Testing Anxiety and How to Overcome it.


All Creative Commons

Testing anxiety affects many students across the nation- so how do we overcome it?

Reese Kanyuh, Reporter

Testing season is coming up, and many students are finding themselves overwhelmed with the stress that comes with it. Research has shown that between 40-60% of students have shown signs of testing anxiety. Test anxiety is a psychological condition where individuals experience severe anxiety or distress during or approaching testing. The intensity of the condition varies between students. Some experience mild nervousness during an exam, while others can become completely incapacitated during or before a test. Physical symptoms of test anxiety can include sweating, shaking, hyperventilation, rapid heartbeat, nausea, vomiting, panic attacks, and fainting.

So, how do you overcome testing anxiety? Treatment for testing anxiety is a long process, and may take years of therapy, medication, or a combination of the two. As for short term relief before or during a test, there are many options. Different methods and techniques can work better or worse for different people. If you’re struggling with testing anxiety, the best you can do is see what works for you. With that, here are some of the best strategies to relieve testing anxiety.

  • Avoid falling into the perfectionist trap. We can’t expect to be perfect when we take tests and exams. The effort you’ve put in is all that matters in the end. Remember, tests are about improvement, not perfection.
  • Clear your mind of negative thoughts. One popular method is called the S.T.O.P. strategy. In the S.T.O.P. technique, the user takes the steps of Stopping their thought process, Taking a deep breath, or practicing controlled breathing, Observing the body, thoughts, sensations, and surroundings, and Proceeding with a new level of awareness. The S.T.O.P method is basically advanced mindfulness, a method many teachers have introduced to their classrooms as of recently.
  • Control your caffeine intake. Many students have developed caffeine addictions, which can be detrimental to your routine, schedule, and overall mental state. During testing season, many students use coffee, tea, sodas, and other caffeinated drinks as tools. High doses of caffeine may cause you to be more alert, but can also cause physical symptoms such as nausea, sweating, increased heart rate, disturbed breathing, and tremors, which can increase feelings of testing anxiety.

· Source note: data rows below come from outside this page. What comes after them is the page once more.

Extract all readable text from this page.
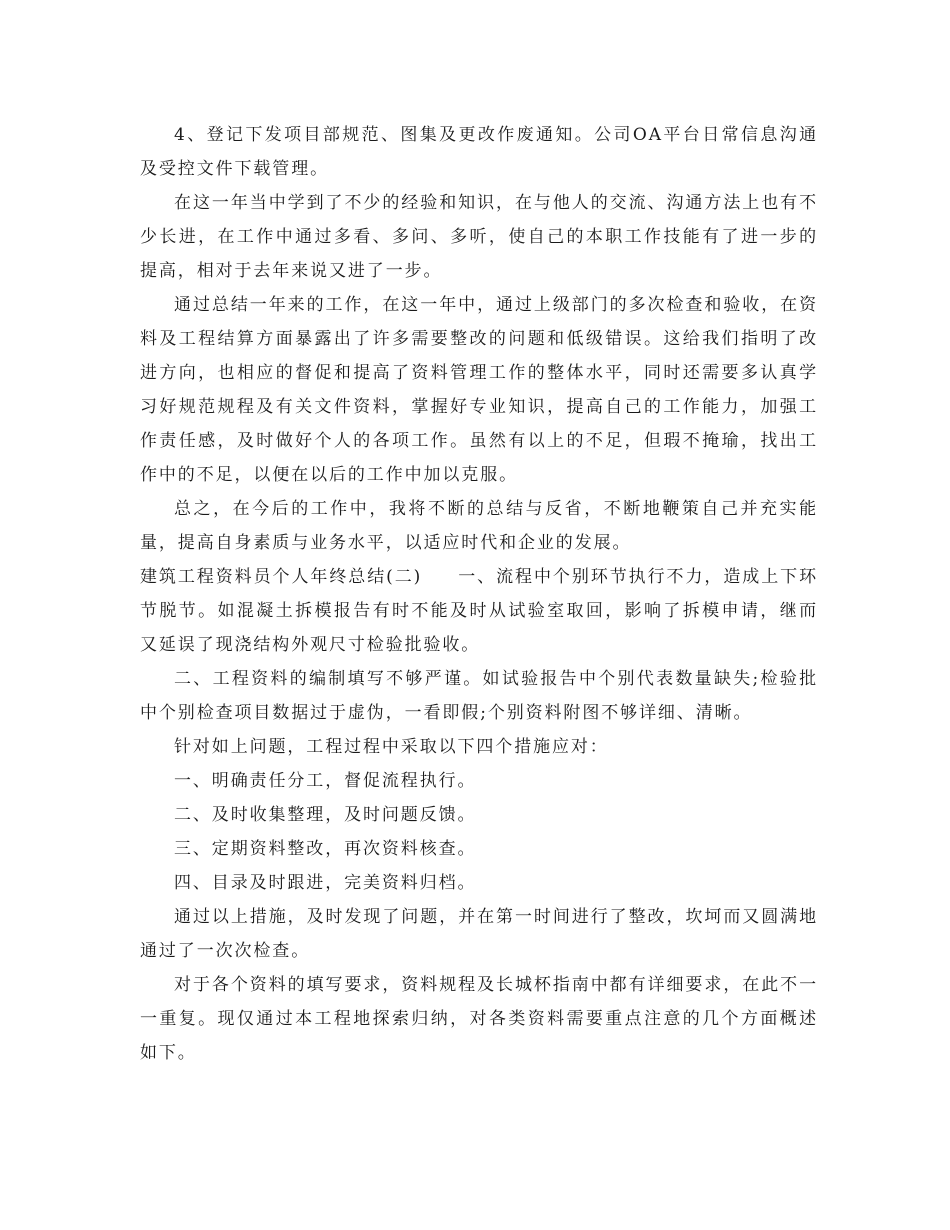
4、登记下发项目部规范、图集及更改作废通知。公司OA平台日常信息沟通及受控文件下载管理。

在这一年当中学到了不少的经验和知识，在与他人的交流、沟通方法上也有不少长进，在工作中通过多看、多问、多听，使自己的本职工作技能有了进一步的提高，相对于去年来说又进了一步。

通过总结一年来的工作，在这一年中，通过上级部门的多次检查和验收，在资料及工程结算方面暴露出了许多需要整改的问题和低级错误。这给我们指明了改进方向，也相应的督促和提高了资料管理工作的整体水平，同时还需要多认真学习好规范规程及有关文件资料，掌握好专业知识，提高自己的工作能力，加强工作责任感，及时做好个人的各项工作。虽然有以上的不足，但瑕不掩瑜，找出工作中的不足，以便在以后的工作中加以克服。

总之，在今后的工作中，我将不断的总结与反省，不断地鞭策自己并充实能量，提高自身素质与业务水平，以适应时代和企业的发展。

建筑工程资料员个人年终总结(二) 一、流程中个别环节执行不力，造成上下环节脱节。如混凝土拆模报告有时不能及时从试验室取回，影响了拆模申请，继而又延误了现浇结构外观尺寸检验批验收。

二、工程资料的编制填写不够严谨。如试验报告中个别代表数量缺失;检验批中个别检查项目数据过于虚伪，一看即假;个别资料附图不够详细、清晰。

针对如上问题，工程过程中采取以下四个措施应对：

一、明确责任分工，督促流程执行。

二、及时收集整理，及时问题反馈。

三、定期资料整改，再次资料核查。

四、目录及时跟进，完美资料归档。

通过以上措施，及时发现了问题，并在第一时间进行了整改，坎坷而又圆满地通过了一次次检查。

对于各个资料的填写要求，资料规程及长城杯指南中都有详细要求，在此不一一重复。现仅通过本工程地探索归纳，对各类资料需要重点注意的几个方面概述如下。
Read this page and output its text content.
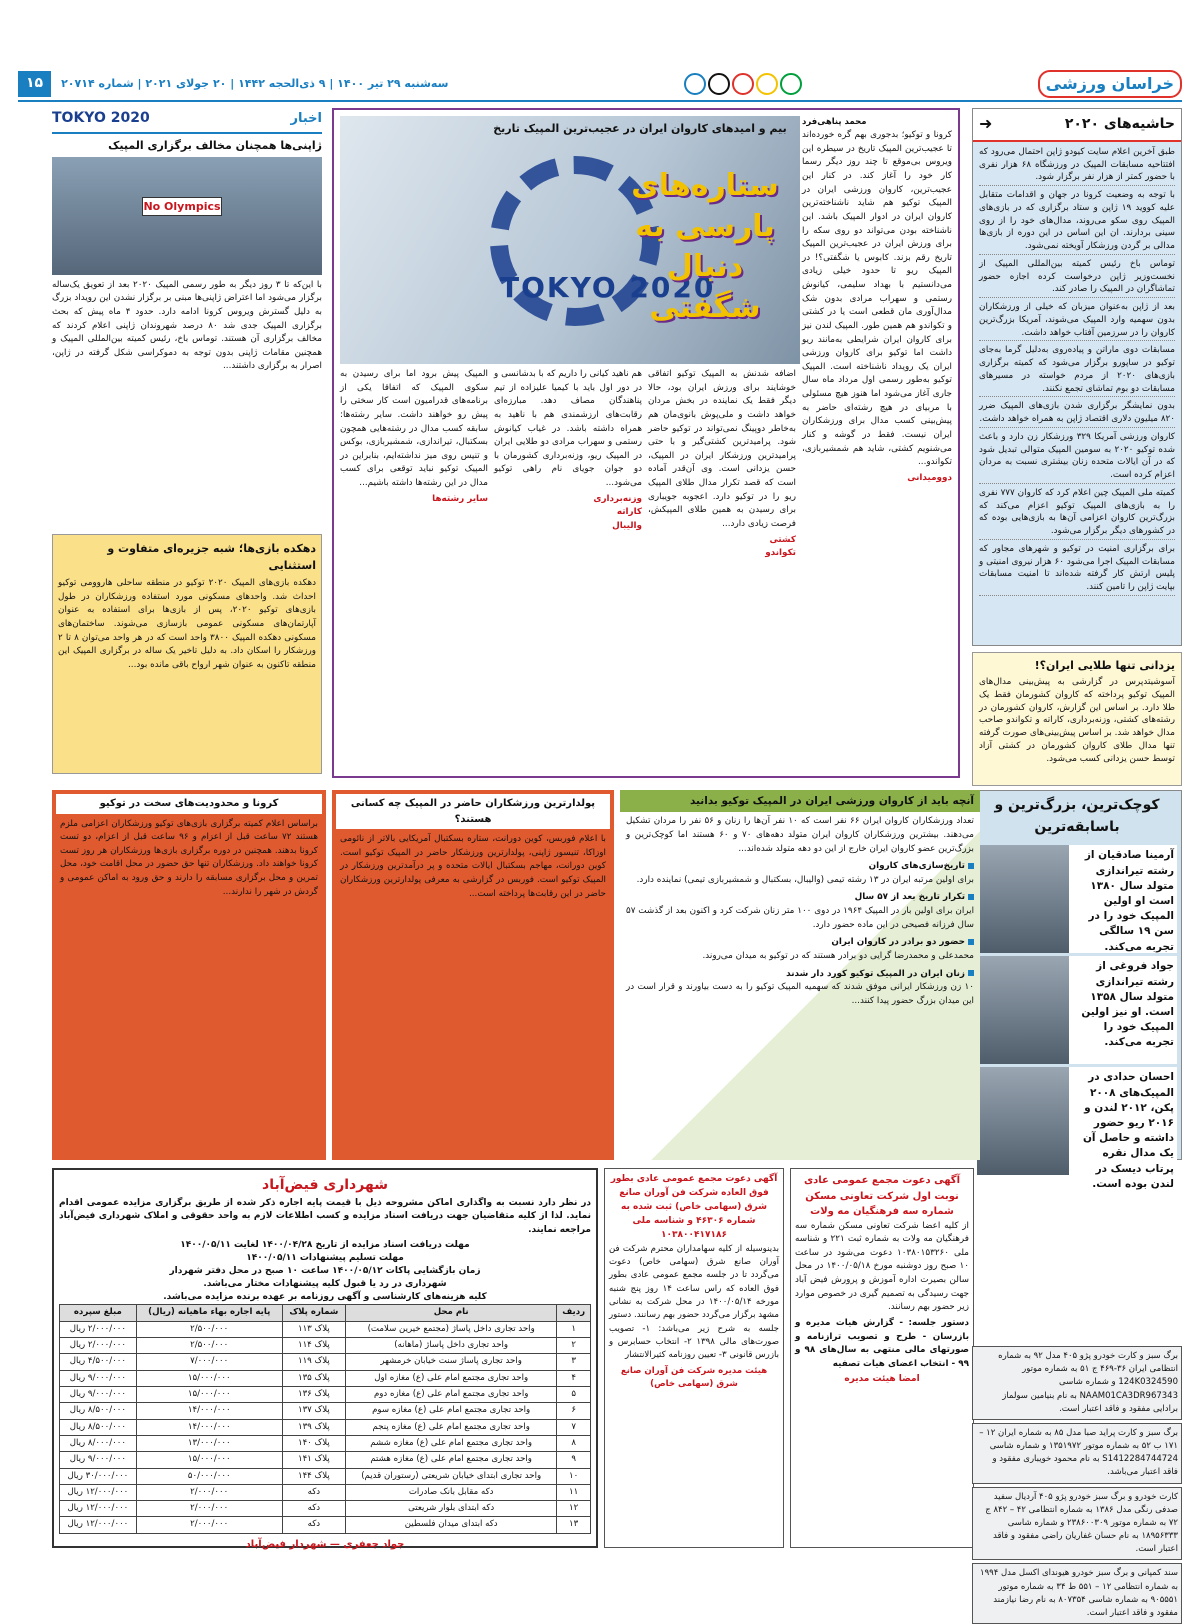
خراسان ورزشی
سه‌شنبه ۲۹ تیر ۱۴۰۰ | ۹ ذی‌الحجه ۱۴۴۲ | ۲۰ جولای ۲۰۲۱ | شماره ۲۰۷۱۴
۱۵
حاشیه‌های ۲۰۲۰
➜

طبق آخرین اعلام سایت کیودو ژاپن احتمال می‌رود که افتتاحیه مسابقات المپیک در ورزشگاه ۶۸ هزار نفری با حضور کمتر از هزار نفر برگزار شود.

با توجه به وضعیت کرونا در جهان و اقدامات متقابل علیه کووید ۱۹ ژاپن و ستاد برگزاری که در بازی‌های المپیک روی سکو می‌روند، مدال‌های خود را از روی سینی بردارند. ان این اساس در این دوره از بازی‌ها مدالی بر گردن ورزشکار آویخته نمی‌شود.

توماس باخ رئیس کمیته بین‌المللی المپیک از نخست‌وزیر ژاپن درخواست کرده اجازه حضور تماشاگران در المپیک را صادر کند.

بعد از ژاپن به‌عنوان میزبان که خیلی از ورزشکاران بدون سهمیه وارد المپیک می‌شوند، آمریکا بزرگ‌ترین کاروان را در سرزمین آفتاب خواهد داشت.

مسابقات دوی ماراتن و پیاده‌روی به‌دلیل گرما به‌جای توکیو در ساپورو برگزار می‌شود که کمیته برگزاری بازی‌های ۲۰۲۰ از مردم خواسته در مسیرهای مسابقات دو بوم تماشای تجمع نکنند.

بدون نمایشگر برگزاری شدن بازی‌های المپیک ضرر ۸۲۰ میلیون دلاری اقتصاد ژاپن به همراه خواهد داشت.

کاروان ورزشی آمریکا ۳۲۹ ورزشکار زن دارد و باعث شده توکیو ۲۰۲۰ به سومین المپیک متوالی تبدیل شود که در آن ایالات متحده زنان بیشتری نسبت به مردان اعزام کرده است.

کمیته ملی المپیک چین اعلام کرد که کاروان ۷۷۷ نفری را به بازی‌های المپیک توکیو اعزام می‌کند که بزرگ‌ترین کاروان اعزامی آن‌ها به بازی‌هایی بوده که در کشورهای دیگر برگزار می‌شود.

برای برگزاری امنیت در توکیو و شهرهای مجاور که مسابقات المپیک اجرا می‌شود ۶۰ هزار نیروی امنیتی و پلیس ارتش کار گرفته شده‌اند تا امنیت مسابقات بپایت ژاپن را تامین کنند.

یزدانی تنها طلایی ایران؟!

آسوشیتدپرس در گزارشی به پیش‌بینی مدال‌های المپیک توکیو پرداخته که کاروان کشورمان فقط یک طلا دارد. بر اساس این گزارش، کاروان کشورمان در رشته‌های کشتی، وزنه‌برداری، کاراته و تکواندو صاحب مدال خواهد شد. بر اساس پیش‌بینی‌های صورت گرفته تنها مدال طلای کاروان کشورمان در کشتی آزاد توسط حسن یزدانی کسب می‌شود.

کوچک‌ترین، بزرگ‌ترین و باسابقه‌ترین
آرمینا صادقیان از رشته تیراندازی متولد سال ۱۳۸۰ است او اولین المپیک خود را در سن ۱۹ سالگی تجربه می‌کند.
جواد فروغی از رشته تیراندازی متولد سال ۱۳۵۸ است. او نیز اولین المپیک خود را تجربه می‌کند.
احسان حدادی در المپیک‌های ۲۰۰۸ پکن، ۲۰۱۲ لندن و ۲۰۱۶ ریو حضور داشته و حاصل آن یک مدال نقره پرتاب دیسک در لندن بوده است.
TOKYO 2020
بیم و امیدهای کاروان ایران در عجیب‌ترین المپیک تاریخ
ستاره‌های پارسی به دنبال شگفتی
محمد پناهی‌فرد

کرونا و توکیو؛ بدجوری بهم گره خورده‌اند تا عجیب‌ترین المپیک تاریخ در سیطره این ویروس بی‌موقع تا چند روز دیگر رسما کار خود را آغاز کند. در کنار این عجیب‌ترین، کاروان ورزشی ایران در المپیک توکیو هم شاید ناشناخته‌ترین کاروان ایران در ادوار المپیک باشد. این ناشناخته بودن می‌تواند دو روی سکه را برای ورزش ایران در عجیب‌ترین المپیک تاریخ رقم بزند. کابوس یا شگفتی؟! در المپیک ریو تا حدود خیلی زیادی می‌دانستیم با بهداد سلیمی، کیانوش رستمی و سهراب مرادی بدون شک مدال‌آوری مان قطعی است یا در کشتی و تکواندو هم همین طور. المپیک لندن نیز برای کاروان ایران شرایطی به‌مانند ریو داشت اما توکیو برای کاروان ورزشی ایران یک رویداد ناشناخته است. المپیک توکیو به‌طور رسمی اول مرداد ماه سال جاری آغاز می‌شود اما هنوز هیچ مسئولی با مربیای در هیچ رشته‌ای حاضر به پیش‌بینی کسب مدال برای ورزشکاران ایران نیست. فقط در گوشه و کنار می‌شنویم کشتی، شاید هم شمشیربازی، تکواندو...

دوومیدانی

اضافه شدنش به المپیک توکیو اتفاقی خوشایند برای ورزش ایران بود، حالا دیگر فقط یک نماینده در بخش مردان خواهد داشت و ملی‌پوش بانوی‌مان هم به‌خاطر دوپینگ نمی‌تواند در توکیو حاضر شود. پرامیدترین کشتی‌گیر و با حتی پرامیدترین ورزشکار ایران در المپیک، حسن یزدانی است. وی آن‌قدر آماده است که قصد تکرار مدال طلای المپیک ریو را در توکیو دارد. اعجوبه جویباری برای رسیدن به همین طلای المپیکش، فرصت زیادی دارد...

کشتی
تکواندو

هم ناهید کیانی را داریم که با بدشانسی و در دور اول باید با کیمیا علیزاده از تیم پناهندگان مصاف دهد. مبارزه‌ای رقابت‌های ارزشمندی هم با ناهید به همراه داشته باشد. در غیاب کیانوش رستمی و سهراب مرادی دو طلایی ایران در المپیک ریو، وزنه‌برداری کشورمان با دو جوان جویای نام راهی توکیو می‌شود...

وزنه‌برداری
کاراته
والیبال

المپیک پیش برود اما برای رسیدن به سکوی المپیک که اتفاقا یکی از برنامه‌های قدرامیون است کار سختی را پیش رو خواهند داشت. سایر رشته‌ها: سابقه کسب مدال در رشته‌هایی همچون بسکتبال، تیراندازی، شمشیربازی، بوکس و تنیس روی میز نداشته‌ایم، بنابراین در المپیک توکیو نباید توقعی برای کسب مدال در این رشته‌ها داشته باشیم...

سایر رشته‌ها
اخبار
TOKYO 2020
ژاپنی‌ها همچنان مخالف برگزاری المپیک
No Olympics

با این‌که تا ۳ روز دیگر به طور رسمی المپیک ۲۰۲۰ بعد از تعویق یک‌ساله برگزار می‌شود اما اعتراض ژاپنی‌ها مبنی بر برگزار نشدن این رویداد بزرگ به دلیل گسترش ویروس کرونا ادامه دارد. حدود ۴ ماه پیش که بحث برگزاری المپیک جدی شد ۸۰ درصد شهروندان ژاپنی اعلام کردند که مخالف برگزاری آن هستند. توماس باخ، رئیس کمیته بین‌المللی المپیک و همچنین مقامات ژاپنی بدون توجه به دموکراسی شکل گرفته در ژاپن، اصرار به برگزاری داشتند...

دهکده بازی‌ها؛ شبه جزیره‌ای متفاوت و استثنایی

دهکده بازی‌های المپیک ۲۰۲۰ توکیو در منطقه ساحلی هاروومی توکیو احداث شد. واحدهای مسکونی مورد استفاده ورزشکاران در طول بازی‌های توکیو ۲۰۲۰، پس از بازی‌ها برای استفاده به عنوان آپارتمان‌های مسکونی عمومی بازسازی می‌شوند. ساختمان‌های مسکونی دهکده المپیک ۳۸۰۰ واحد است که در هر واحد می‌توان ۸ تا ۲ ورزشکار را اسکان داد. به دلیل تاخیر یک ساله در برگزاری المپیک این منطقه تاکنون به عنوان شهر ارواح باقی مانده بود...

آنچه باید از کاروان ورزشی ایران در المپیک توکیو بدانید

تعداد ورزشکاران کاروان ایران ۶۶ نفر است که ۱۰ نفر آن‌ها را زنان و ۵۶ نفر را مردان تشکیل می‌دهند. بیشترین ورزشکاران کاروان ایران متولد دهه‌های ۷۰ و ۶۰ هستند اما کوچک‌ترین و بزرگ‌ترین عضو کاروان ایران خارج از این دو دهه متولد شده‌اند...

تاریخ‌سازی‌های کاروان

برای اولین مرتبه ایران در ۱۳ رشته تیمی (والیبال، بسکتبال و شمشیربازی تیمی) نماینده دارد.

تکرار تاریخ بعد از ۵۷ سال

ایران برای اولین بار در المپیک ۱۹۶۴ در دوی ۱۰۰ متر زنان شرکت کرد و اکنون بعد از گذشت ۵۷ سال فرزانه فصیحی در این ماده حضور دارد.

حضور دو برادر در کاروان ایران

محمدعلی و محمدرضا گرایی دو برادر هستند که در توکیو به میدان می‌روند.

زنان ایران در المپیک توکیو کورد دار شدند

۱۰ زن ورزشکار ایرانی موفق شدند که سهمیه المپیک توکیو را به دست بیاورند و قرار است در این میدان بزرگ حضور پیدا کنند...

پولدارترین ورزشکاران حاضر در المپیک چه کسانی هستند؟

با اعلام فوربس، کوین دورانت، ستاره بسکتبال آمریکایی بالاتر از نائومی اوزاکا، تنیسور ژاپنی، پولدارترین ورزشکار حاضر در المپیک توکیو است. کوین دورانت، مهاجم بسکتبال ایالات متحده و پر درآمدترین ورزشکار در المپیک توکیو است. فوربس در گزارشی به معرفی پولدارترین ورزشکاران حاضر در این رقابت‌ها پرداخته است...

کرونا و محدودیت‌های سخت در توکیو

براساس اعلام کمیته برگزاری بازی‌های توکیو ورزشکاران اعزامی ملزم هستند ۷۲ ساعت قبل از اعزام و ۹۶ ساعت قبل از اعزام، دو تست کرونا بدهند. همچنین در دوره برگزاری بازی‌ها ورزشکاران هر روز تست کرونا خواهند داد. ورزشکاران تنها حق حضور در محل اقامت خود، محل تمرین و محل برگزاری مسابقه را دارند و حق ورود به اماکن عمومی و گردش در شهر را ندارند...

شهرداری فیض‌آباد

در نظر دارد نسبت به واگذاری اماکن مشروحه ذیل با قیمت پایه اجاره ذکر شده از طریق برگزاری مزایده عمومی اقدام نماید. لذا از کلیه متقاضیان جهت دریافت اسناد مزایده و کسب اطلاعات لازم به واحد حقوقی و املاک شهرداری فیض‌آباد مراجعه نمایند.

مهلت دریافت اسناد مزایده از تاریخ ۱۴۰۰/۰۴/۲۸ لغایت ۱۴۰۰/۰۵/۱۱
مهلت تسلیم پیشنهادات ۱۴۰۰/۰۵/۱۱
زمان بازگشایی پاکات ۱۴۰۰/۰۵/۱۲ ساعت ۱۰ صبح در محل دفتر شهردار
شهرداری در رد یا قبول کلیه پیشنهادات مختار می‌باشد.
کلیه هزینه‌های کارشناسی و آگهی روزنامه بر عهده برنده مزایده می‌باشد.
ردیف	نام محل	شماره پلاک	پایه اجاره بهاء ماهیانه (ریال)	مبلغ سپرده
۱	واحد تجاری داخل پاساژ (مجتمع خیرین سلامت)	پلاک ۱۱۳	۲/۵۰۰/۰۰۰	۲/۰۰۰/۰۰۰ ریال
۲	واحد تجاری داخل پاساژ (ماهانه)	پلاک ۱۱۴	۲/۵۰۰/۰۰۰	۲/۰۰۰/۰۰۰ ریال
۳	واحد تجاری پاساژ سنت خیابان خرمشهر	پلاک ۱۱۹	۷/۰۰۰/۰۰۰	۴/۵۰۰/۰۰۰ ریال
۴	واحد تجاری مجتمع امام علی (ع) مغازه اول	پلاک ۱۳۵	۱۵/۰۰۰/۰۰۰	۹/۰۰۰/۰۰۰ ریال
۵	واحد تجاری مجتمع امام علی (ع) مغازه دوم	پلاک ۱۳۶	۱۵/۰۰۰/۰۰۰	۹/۰۰۰/۰۰۰ ریال
۶	واحد تجاری مجتمع امام علی (ع) مغازه سوم	پلاک ۱۳۷	۱۴/۰۰۰/۰۰۰	۸/۵۰۰/۰۰۰ ریال
۷	واحد تجاری مجتمع امام علی (ع) مغازه پنجم	پلاک ۱۳۹	۱۴/۰۰۰/۰۰۰	۸/۵۰۰/۰۰۰ ریال
۸	واحد تجاری مجتمع امام علی (ع) مغازه ششم	پلاک ۱۴۰	۱۳/۰۰۰/۰۰۰	۸/۰۰۰/۰۰۰ ریال
۹	واحد تجاری مجتمع امام علی (ع) مغازه هشتم	پلاک ۱۴۱	۱۵/۰۰۰/۰۰۰	۹/۰۰۰/۰۰۰ ریال
۱۰	واحد تجاری ابتدای خیابان شریعتی (رستوران قدیم)	پلاک ۱۴۴	۵۰/۰۰۰/۰۰۰	۳۰/۰۰۰/۰۰۰ ریال
۱۱	دکه مقابل بانک صادرات	دکه	۲/۰۰۰/۰۰۰	۱۲/۰۰۰/۰۰۰ ریال
۱۲	دکه ابتدای بلوار شریعتی	دکه	۲/۰۰۰/۰۰۰	۱۲/۰۰۰/۰۰۰ ریال
۱۳	دکه ابتدای میدان فلسطین	دکه	۲/۰۰۰/۰۰۰	۱۲/۰۰۰/۰۰۰ ریال
جواد جعفری — شهردار فیض‌آباد
آگهی دعوت مجمع عمومی عادی بطور فوق العاده شرکت فن آوران صانع شرق (سهامی خاص) ثبت شده به شماره ۴۶۳۰۶ و شناسه ملی ۱۰۳۸۰۰۴۱۷۱۸۶

بدینوسیله از کلیه سهامداران محترم شرکت فن آوران صانع شرق (سهامی خاص) دعوت می‌گردد تا در جلسه مجمع عمومی عادی بطور فوق العاده که راس ساعت ۱۴ روز پنج شنبه مورخه ۱۴۰۰/۰۵/۱۴ در محل شرکت به نشانی مشهد برگزار می‌گردد حضور بهم رسانند. دستور جلسه به شرح زیر می‌باشد: ۱- تصویب صورت‌های مالی ۱۳۹۸ ۲- انتخاب حسابرس و بازرس قانونی ۳- تعیین روزنامه کثیرالانتشار

هیئت مدیره شرکت فن آوران صانع شرق (سهامی خاص)
آگهی دعوت مجمع عمومی عادی نوبت اول شرکت تعاونی مسکن شماره سه فرهنگیان مه ولات

از کلیه اعضا شرکت تعاونی مسکن شماره سه فرهنگیان مه ولات به شماره ثبت ۲۲۱ و شناسه ملی ۱۰۳۸۰۱۵۳۲۶۰ دعوت می‌شود در ساعت ۱۰ صبح روز دوشنبه مورخ ۱۴۰۰/۰۵/۱۸ در محل سالن بصیرت اداره آموزش و پرورش فیض آباد جهت رسیدگی به تصمیم گیری در خصوص موارد زیر حضور بهم رسانند.

دستور جلسه: - گزارش هیات مدیره و بازرسان - طرح و تصویب ترازنامه و صورتهای مالی منتهی به سال‌های ۹۸ و ۹۹ - انتخاب اعضای هیات تصفیه

امضا هیئت مدیره
برگ سبز و کارت خودرو پژو ۴۰۵ مدل ۹۲ به شماره انتظامی ایران ۳۶-۴۶۹ ج ۵۱ به شماره موتور 124K0324590 و شماره شاسی NAAM01CA3DR967343 به نام بنیامین سولماز برادایی مفقود و فاقد اعتبار است.
برگ سبز و کارت پراید صبا مدل ۸۵ به شماره ایران ۱۲ – ۱۷۱ ب ۵۲ به شماره موتور ۱۳۵۱۹۷۲ و شماره شاسی S1412284744724 به نام محمود خویباری مفقود و فاقد اعتبار می‌باشد.
کارت خودرو و برگ سبز خودرو پژو ۴۰۵ آردیال سفید صدفی رنگی مدل ۱۳۸۶ به شماره انتظامی ۴۲ – ۸۴۲ ج ۷۲ به شماره موتور ۲۳۸۶۰۰۳۰۹ و شماره شاسی ۱۸۹۵۶۳۳۳ به نام حسان غفاریان راضی مفقود و فاقد اعتبار است.
سند کمپانی و برگ سبز خودرو هیوندای اکسل مدل ۱۹۹۴ به شماره انتظامی ۱۲ – ۵۵۱ ط ۳۴ به شماره موتور ۹۰۵۵۵۱ به شماره شاسی ۸۰۷۳۵۴ به نام رضا نیازمند مفقود و فاقد اعتبار است.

If this applies to you, consider monitoring your caffeine intake, and using it in moderation. Several studies suggest not consuming caffeine up to 6 hours before you sleep, in order not to disturb your sleep schedule.
  • Get enough sleep. Sounds basic, but a good night of sleep is important for your focus and energy on the day of a test or exam. The best you can do is re-work your sleep schedule instead of relying on supplements and drinks to go to sleep or stay awake. There are classes and articles available to everyone online on the topic of controlling your sleep.
  • Prepare for your test. Find a study routine, familiarize yourself with the materials, practice tests online if you fell like it. Whatever you need to do to feel comfortable going into the test.
  • Keep things in perspective. If you’re taking an exam that could impact your future, or otherwise of importance, testing anxiety can get out of control, and become a big issue. Remember to think reasonably, instead of spiraling. Ask yourself what might happen after the test. Keep your thoughts rational, and within a logical perspective.
  • Talk to your teachers. In most cases, letting the teacher know you’re prone to testing anxiety during an exam, is incredibly helpful. Depending on the teacher, you could get help preparing for the test, or suggestions that could help you succeed in that class.

Beyond the short-term solutions, there are treatments that could resolve testing anxiety in the long-term. For example, advice from the Mayo Clinic. “Test anxiety may improve by addressing an underlying condition that interferes with the ability to learn, focus or concentrate – for example, attention-deficit/hyperactivity disorder (ADHD) or dyslexia. In many cases, a student diagnosed with a learning disability is entitles to assistance with test taking, such as extra time to complete a test, testing in a less distracting room or having questions read aloud.”

In some cases, a learning disability can accompany testing anxiety. If you think you might have a learning disability, it’s best to see a professional about it. Another long-term solution for testing anxiety is seeing a professional counselor and getting therapy. Talk therapy with a psychologist or other mental health professional can be extremely useful for those struggling with testing anxiety. If you don’t have access to an outside therapy, try talking to your school counselor. One of the last recognized long-term methods for treatment is seeing a psychiatrist about getting medication.

Overall, whatever works for you is what you should be doing. Testing anxiety is a spectrum, some cases less intense, some incredibly difficult to overcome. If testing anxiety is an issue for you, talk to a parent or guardian about talking to a professional. Best of luck for testing this year, and with that, thank you for reading.